The Emanuel Manual: Brothers, Rivalry, and Success
In the postscript to former Obama health-care adviser Ezekiel Emanuel’s recent memoir, Brothers Emanuel, he mentions the “cereal question.” As in, what did his mother put in the cereal to create three such wildly successful sons? With Chicago Mayor Rahm and Hollywood super-agent Ari rounding out the famously ambitious trio, New York Times columnist Maureen Dowd and hundreds of others have asked the brothers to reveal what went on in the Emanuel household that produced men who believed, as Zeke writes, that if you couldn’t keep up with them, “there was something wrong with you.”

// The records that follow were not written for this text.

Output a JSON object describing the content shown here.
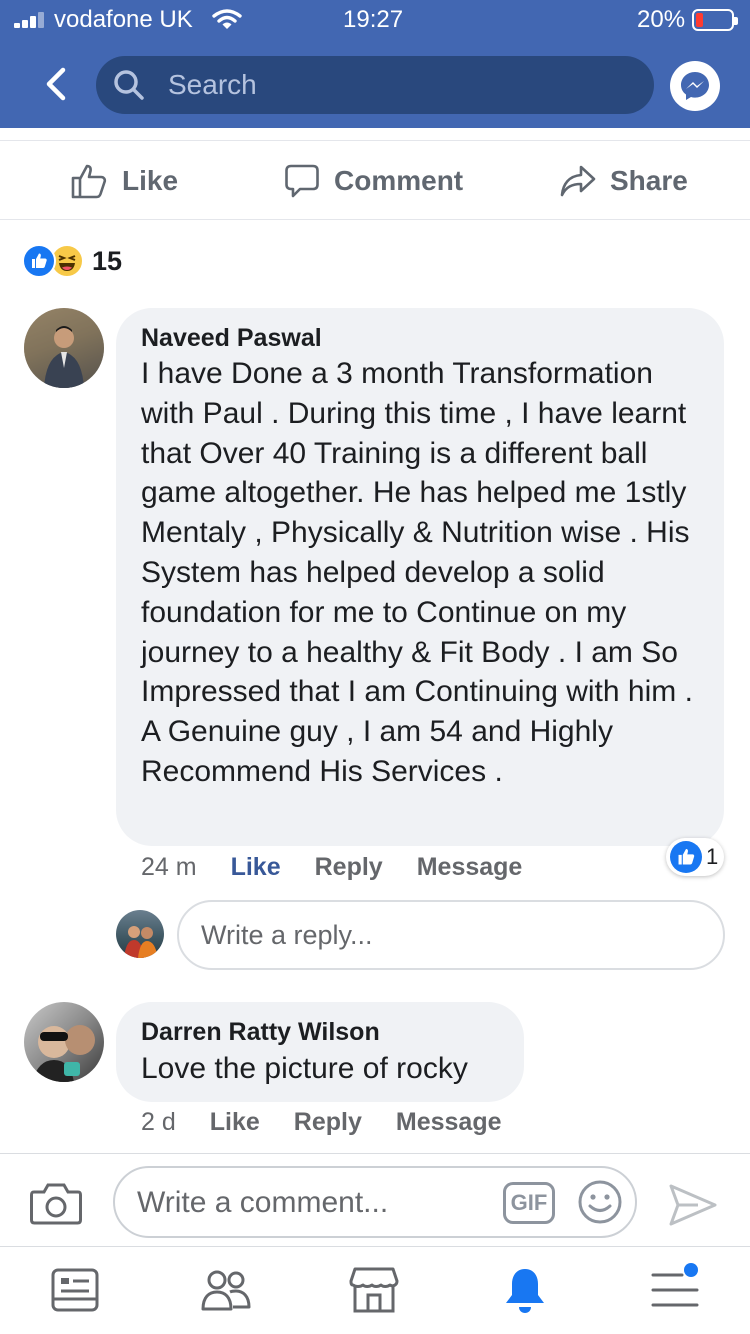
{
  "status_bar": {
    "carrier": "vodafone UK",
    "time": "19:27",
    "battery_percent": "20%"
  },
  "header": {
    "search_placeholder": "Search",
    "icons": [
      "back-arrow-icon",
      "search-icon",
      "messenger-icon"
    ]
  },
  "post_actions": {
    "like_label": "Like",
    "comment_label": "Comment",
    "share_label": "Share"
  },
  "reactions": {
    "types": [
      "like",
      "haha"
    ],
    "count": "15"
  },
  "comments": [
    {
      "author": "Naveed Paswal",
      "text": "I have Done a 3 month Transformation with Paul . During this time ,  I have learnt that Over 40 Training is a different ball game altogether. He has helped me 1stly Mentaly , Physically & Nutrition wise . His System has helped develop a solid foundation for me to Continue on my journey to a healthy & Fit Body . I am So Impressed that I am Continuing with him . A Genuine guy , I am 54  and Highly Recommend His Services .",
      "time": "24 m",
      "like_label": "Like",
      "reply_label": "Reply",
      "message_label": "Message",
      "like_count": "1",
      "liked": true
    },
    {
      "author": "Darren Ratty Wilson",
      "text": "Love the picture of rocky",
      "time": "2 d",
      "like_label": "Like",
      "reply_label": "Reply",
      "message_label": "Message",
      "liked": false
    }
  ],
  "reply_box": {
    "placeholder": "Write a reply..."
  },
  "composer": {
    "placeholder": "Write a comment...",
    "gif_label": "GIF"
  },
  "bottom_nav": {
    "items": [
      "news-feed-icon",
      "friends-icon",
      "marketplace-icon",
      "notifications-icon",
      "menu-icon"
    ],
    "active": "notifications-icon"
  },
  "colors": {
    "brand_blue": "#4267b2",
    "like_blue": "#1877f2",
    "liked_text": "#385898",
    "bubble_gray": "#f0f2f5"
  }
}
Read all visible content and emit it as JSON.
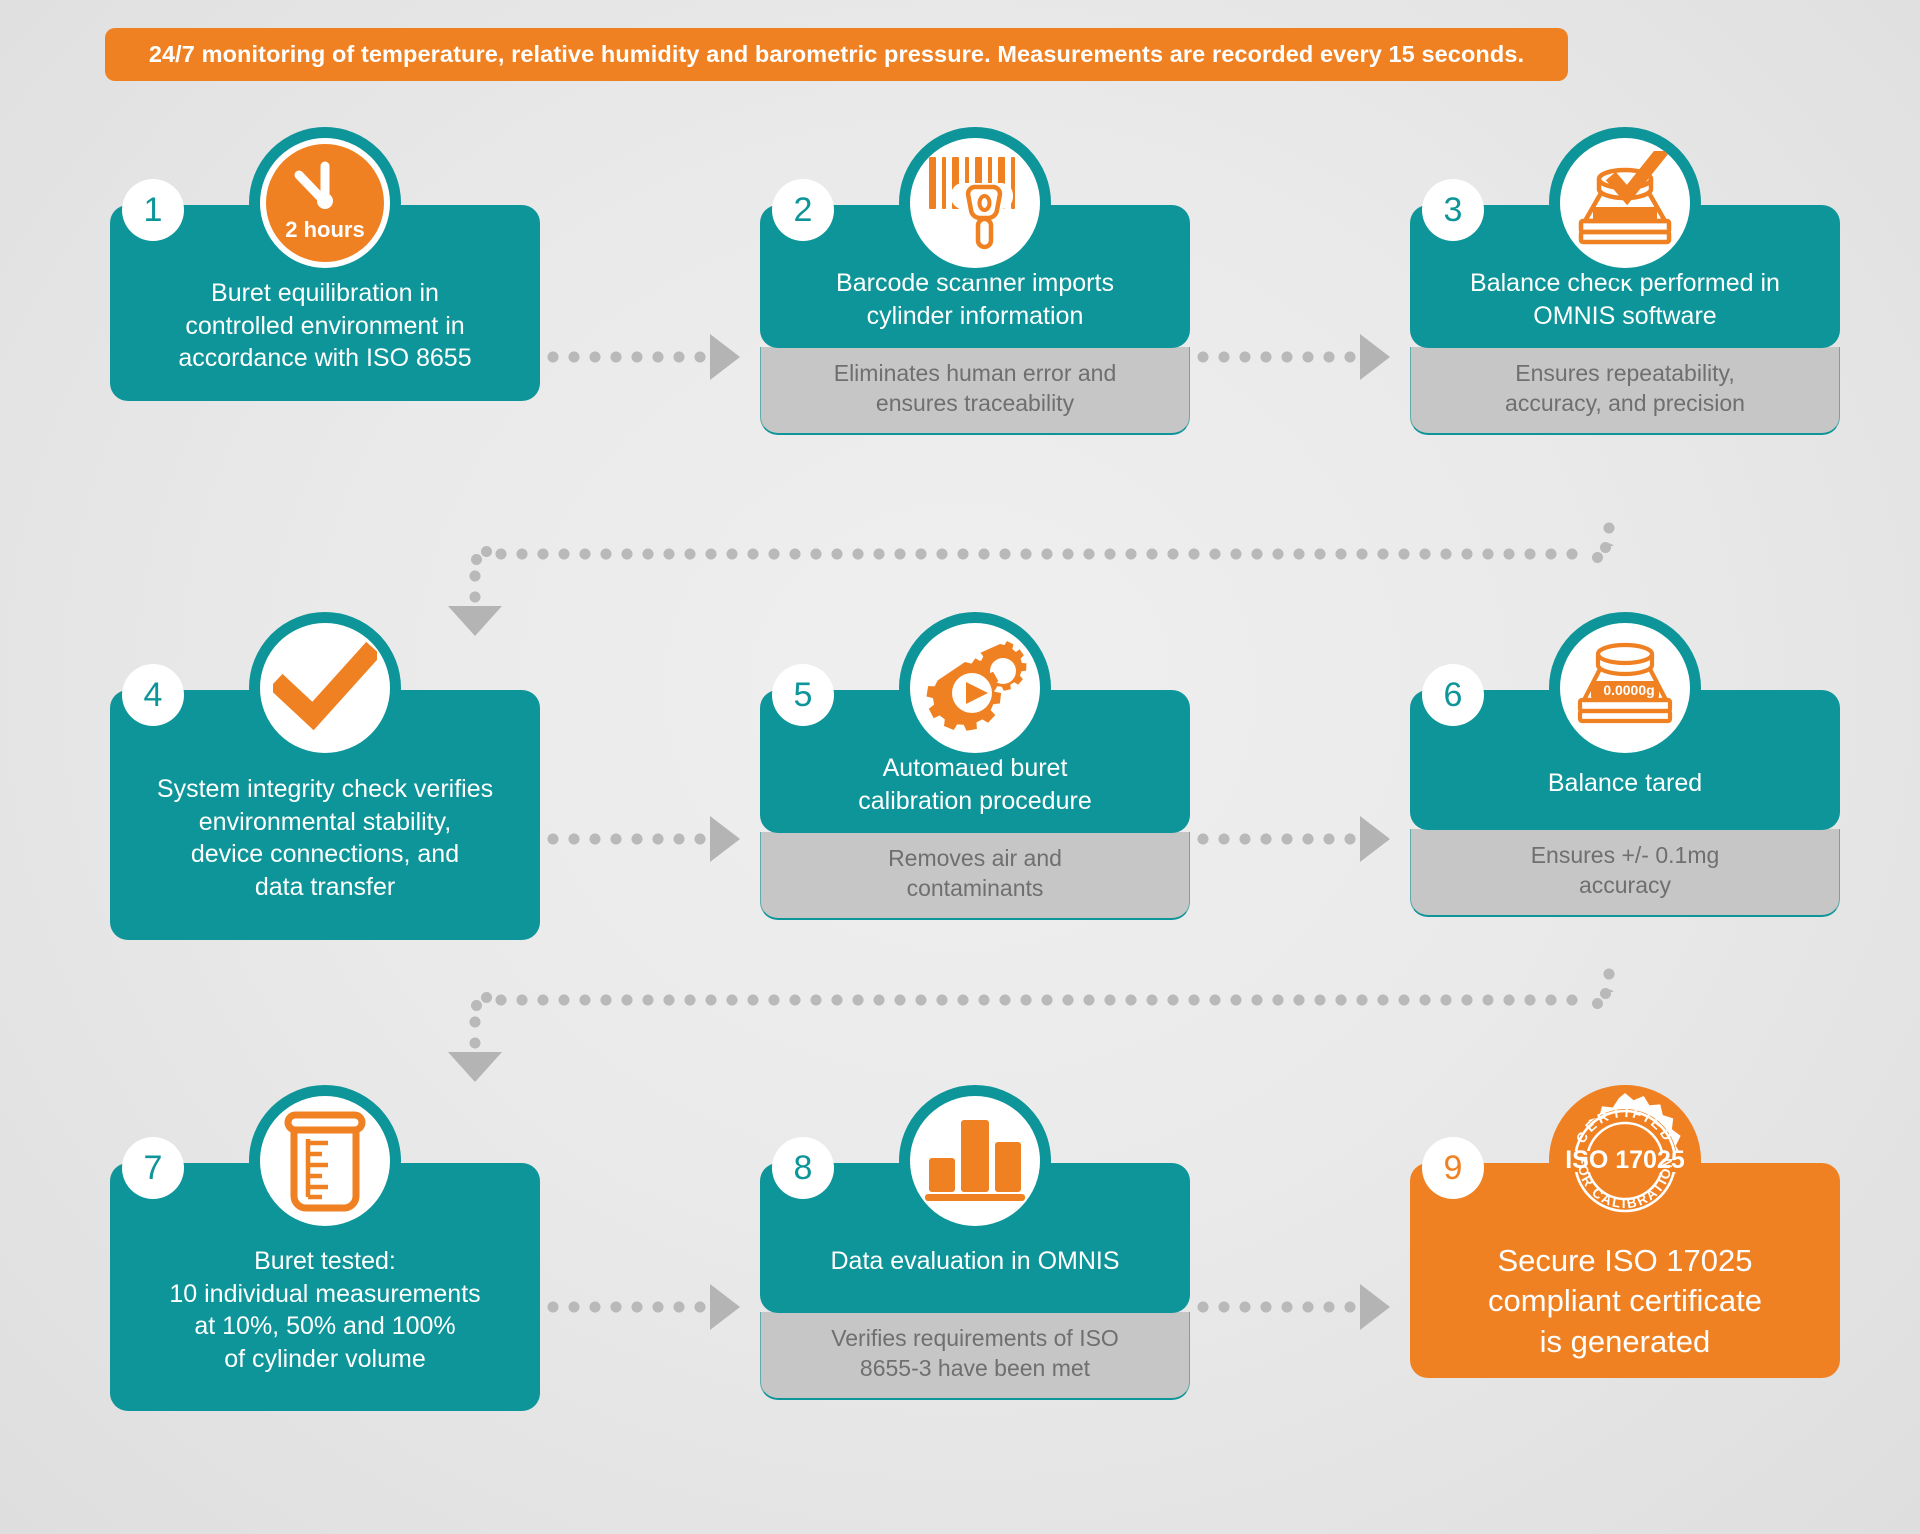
{
  "banner": {
    "text": "24/7 monitoring of temperature, relative humidity and barometric pressure. Measurements are recorded every 15 seconds.",
    "bg_color": "#F08122",
    "text_color": "#FFFFFF"
  },
  "colors": {
    "teal": "#0D9599",
    "orange": "#F08122",
    "footer_gray": "#C6C6C6",
    "footer_text": "#6F6F6F",
    "background": "#E8E8E8",
    "connector_gray": "#B9B9B9",
    "white": "#FFFFFF"
  },
  "steps": [
    {
      "number": "1",
      "title": "Buret equilibration in\ncontrolled environment in\naccordance with ISO 8655",
      "footer": null,
      "icon": "clock-icon",
      "icon_label": "2 hours",
      "accent": "teal"
    },
    {
      "number": "2",
      "title": "Barcode scanner imports\ncylinder information",
      "footer": "Eliminates human error and\nensures traceability",
      "icon": "barcode-scanner-icon",
      "icon_label": null,
      "accent": "teal"
    },
    {
      "number": "3",
      "title": "Balance check performed in\nOMNIS software",
      "footer": "Ensures repeatability,\naccuracy, and precision",
      "icon": "balance-check-icon",
      "icon_label": null,
      "accent": "teal"
    },
    {
      "number": "4",
      "title": "System integrity check verifies\nenvironmental stability,\ndevice connections, and\ndata transfer",
      "footer": null,
      "icon": "checkmark-icon",
      "icon_label": null,
      "accent": "teal"
    },
    {
      "number": "5",
      "title": "Automated buret\ncalibration procedure",
      "footer": "Removes air and\ncontaminants",
      "icon": "gears-play-icon",
      "icon_label": null,
      "accent": "teal"
    },
    {
      "number": "6",
      "title": "Balance tared",
      "footer": "Ensures +/- 0.1mg\naccuracy",
      "icon": "balance-display-icon",
      "icon_label": "0.0000g",
      "accent": "teal"
    },
    {
      "number": "7",
      "title": "Buret tested:\n10 individual measurements\nat 10%, 50% and 100%\nof cylinder volume",
      "footer": null,
      "icon": "graduated-cylinder-icon",
      "icon_label": null,
      "accent": "teal"
    },
    {
      "number": "8",
      "title": "Data evaluation in OMNIS",
      "footer": "Verifies requirements of ISO\n8655-3 have been met",
      "icon": "bar-chart-icon",
      "icon_label": null,
      "accent": "teal"
    },
    {
      "number": "9",
      "title": "Secure ISO 17025\ncompliant certificate\nis generated",
      "footer": null,
      "icon": "iso-17025-seal-icon",
      "icon_label": "CERTIFIED ISO 17025 FOR CALIBRATION",
      "accent": "orange"
    }
  ],
  "seal": {
    "top_text": "CERTIFIED",
    "center_text": "ISO 17025",
    "bottom_text": "FOR CALIBRATION"
  },
  "balance_display": {
    "reading": "0.0000g"
  },
  "clock": {
    "label": "2 hours"
  }
}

A good chunk of the Emanuel memoir is devoted to the bond among the siblings: Serious Zeke, creative Rahm, and impish Ari. Their father, Ben, a pediatrician, and their mother, Marsha, a medical technician, ran a rowdy yet loving household. “We were not pacifists,” Zeke deadpans. At the family dinner table, where their grandfather (whom they affectionately called “Big Bangah” because he banged the table so force-fully) held court, the boys would call each other schmucks and other Yiddish epithets during heated arguments. They learned “to respect authority and to constantly question and challenge it,” as Rahm said in an interview on NBC’s Rock Center.